[Search for users] [Overall Top Noters] [List of all Conferences] [Download this site]

Conference ssdevo::hsj40_product

Title:HSJ30/40 Product Conference
Moderator:SSDEVO::EDMONDS
Created:Tue Jul 13 1993
Last Modified:Fri Jun 06 1997
Last Successful Update:Fri Jun 06 1997
Number of topics:1264
Total number of notes:4958

1245.0. "instance code=01cc3002/0122330a ?" by MANM01::NOELGESMUNDO () Mon May 05 1997 06:46

    
    
    
    
    
    
    
 Hello!
The other day, we installed a new HSJ40C on a separate BA350-MB in Smart's 
SW800. This controller is connected to 5 BA356 bays; the last cable is just 
hanging. This controller though has 32mb cache but no battery so we set it to 
read cache only pending the installation/arrival of the battery. We installed 
the third member of each of the 3 shadow sets plus 2 TZ87 tape drives on one of 
the bays. 

On the early morning of 29 April, we installed the said controller and upgraded 
the firmware of all the disks to the latest version.

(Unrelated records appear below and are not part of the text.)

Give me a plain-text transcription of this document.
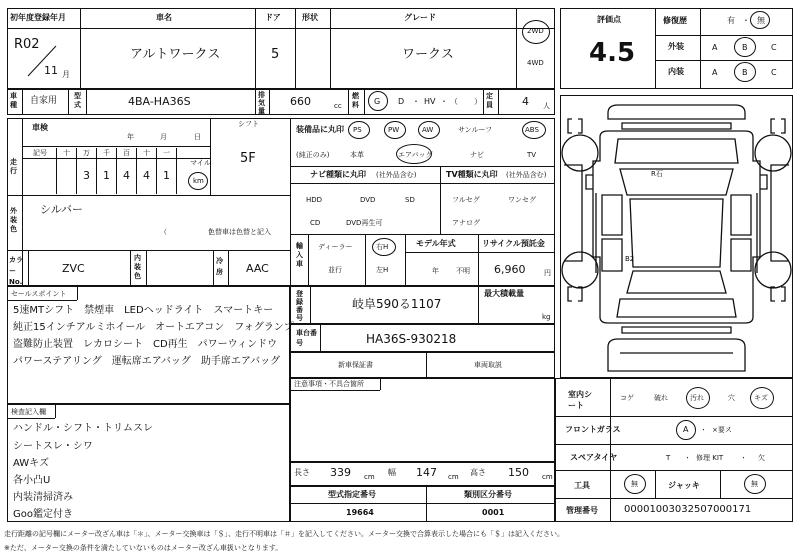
初年度登録年月
R02
11 月
車名
アルトワークス
ドア
5
形状	グレード
ワークス
2WD
4WD
評価点
4.5
修復歴	有 ・ 無
外装	A	B	C
内装	A	B	C
車種	自家用 型式	4BA-HA36S	排気量
660	cc
燃料	G D ・ HV ・ （　　）
定員	4 人
車検
年	月	日
シフト
5F
走行
記号 十 万 千 百 十 一
3 1 4 4 1
マイル
km
装備品に丸印
(純正のみ)
PS	PW	AW	サンルーフ	ABS
本革	エアバッグ	ナビ	TV
ナビ種類に丸印 (社外品含む)
HDD	DVD	SD
CD	DVD再生可
TV種類に丸印 (社外品含む)
フルセグ	ワンセグ
アナログ
外装色
シルバー
（　　　　　　）
色替車は色替と記入
輸入車
ディーラー
並行
右H
左H
モデル年式
年 不明
リサイクル預託金
6,960	円
カラーNo.
ZVC
内装色
冷房 AAC
登録番号
岐阜590る1107
最大積載量
kg
車台番号	HA36S-930218
新車保証書	車両取説
注意事項・不具合箇所
セールスポイント
5速MTシフト　禁煙車　LEDヘッドライト　スマートキー
純正15インチアルミホイール　オートエアコン　フォグランプ
盗難防止装置　レカロシート　CD再生　パワーウィンドウ
パワーステアリング　運転席エアバッグ　助手席エアバッグ
検査記入欄
ハンドル・シフト・トリムスレ
シートスレ・シワ
AWキズ
各小凸U
内装清掃済み
Goo鑑定付き
長さ 339 cm 幅 147 cm 高さ 150 cm
型式指定番号
19664
類別区分番号
0001
室内シート
コゲ	破れ	汚れ	穴	キズ
フロントガラス	A ・ ×要ス
スペアタイヤ	T ・ 修理 KIT ・ 欠
工具	無	ジャッキ	無
管理番号	00001003032507000171
走行距離の記号欄にメーター改ざん車は「＊」、メーター交換車は「＄」、走行不明車は「＃」を記入してください。メーター交換で合算表示した場合にも「＄」は記入ください。
※ただ、メーター交換の条件を満たしていないものはメーター改ざん車扱いとなります。
R石
B2
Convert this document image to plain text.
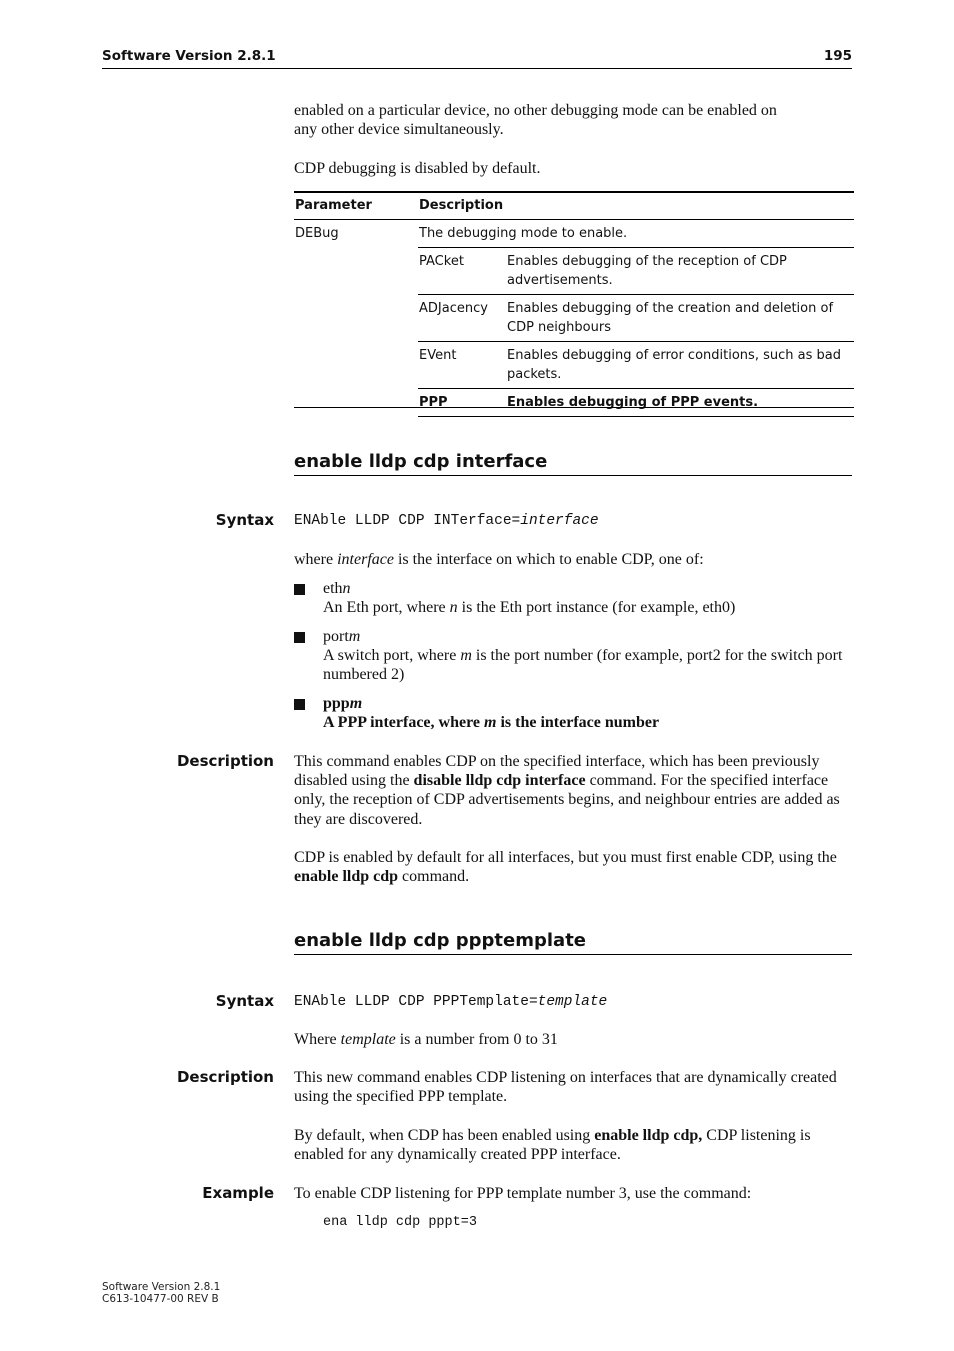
Software Version 2.8.1	195
enabled on a particular device, no other debugging mode can be enabled on
any other device simultaneously.
CDP debugging is disabled by default.
Parameter	Description	
DEBug	The debugging mode to enable.	
	PACket	Enables debugging of the reception of CDP advertisements.
	ADJacency	Enables debugging of the creation and deletion of CDP neighbours
	EVent	Enables debugging of error conditions, such as bad packets.
	PPP	Enables debugging of PPP events.
enable lldp cdp interface
Syntax ENAble LLDP CDP INTerface=interface
where interface is the interface on which to enable CDP, one of:
ethn
An Eth port, where n is the Eth port instance (for example, eth0)
portm
A switch port, where m is the port number (for example, port2 for the switch port numbered 2)
pppm
A PPP interface, where m is the interface number
Description This command enables CDP on the specified interface, which has been previously disabled using the disable lldp cdp interface command. For the specified interface only, the reception of CDP advertisements begins, and neighbour entries are added as they are discovered.
CDP is enabled by default for all interfaces, but you must first enable CDP, using the enable lldp cdp command.
enable lldp cdp ppptemplate
Syntax ENAble LLDP CDP PPPTemplate=template
Where template is a number from 0 to 31
Description This new command enables CDP listening on interfaces that are dynamically created using the specified PPP template.
By default, when CDP has been enabled using enable lldp cdp, CDP listening is enabled for any dynamically created PPP interface.
Example To enable CDP listening for PPP template number 3, use the command:
ena lldp cdp pppt=3
Software Version 2.8.1
C613-10477-00 REV B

On the evening of 30 April 
(20:04), the customer called up to report that the shadow members residing on 
the second HSJ40 controller suddenly became 'online' instead of the usual 
'member of DSAx'. The tape drives though are still available and a standalone 
disk on the same controller remained 'mounted'. They manually mounted the 
members to their shadow sets and no more errors were encountered.

This morning, I investigated the problem and found the following information:

1. OPERATOR.LOG

%%%%%%%%%%% OPCOM 30-apr-1997 20:04:33.77 %%%%%%%%%%
Messagefrom user INTERnet on SMART
TELNET Login Request from remote Host: 31.0.1.2    Port:1066

%%%%%%%%%%% OPCOM 30-apr-1997 20:04:51.40 %%%%%%%%%%
DSA3: shadow set has changed state.
Mount verification in progress

%%%%%%%%%%% OPCOM 30-apr-1997 20:04:51.40 %%%%%%%%%%
DSA1: shadow set has changed state.
Mount verification in progress

%%%%%%%%%%% OPCOM 30-apr-1997 20:04:51.43 %%%%%%%%%%
DSA2: shadow set has changed state.
Mount verification in progress

%%%%%%%%%%% OPCOM 30-apr-1997 20:05:11.54 %%%%%%%%%%
$6$DUA12:  (HSJ410) has been removed from shadow set.

%%%%%%%%%%% OPCOM 30-apr-1997 20:05:11.54 %%%%%%%%%%
$6$DUA9:  (HSJ410) has been removed from shadow set.

%%%%%%%%%%% OPCOM 30-apr-1997 20:05:11.54 %%%%%%%%%%
$6$DUA6:  (HSJ410) has been removed from shadow set.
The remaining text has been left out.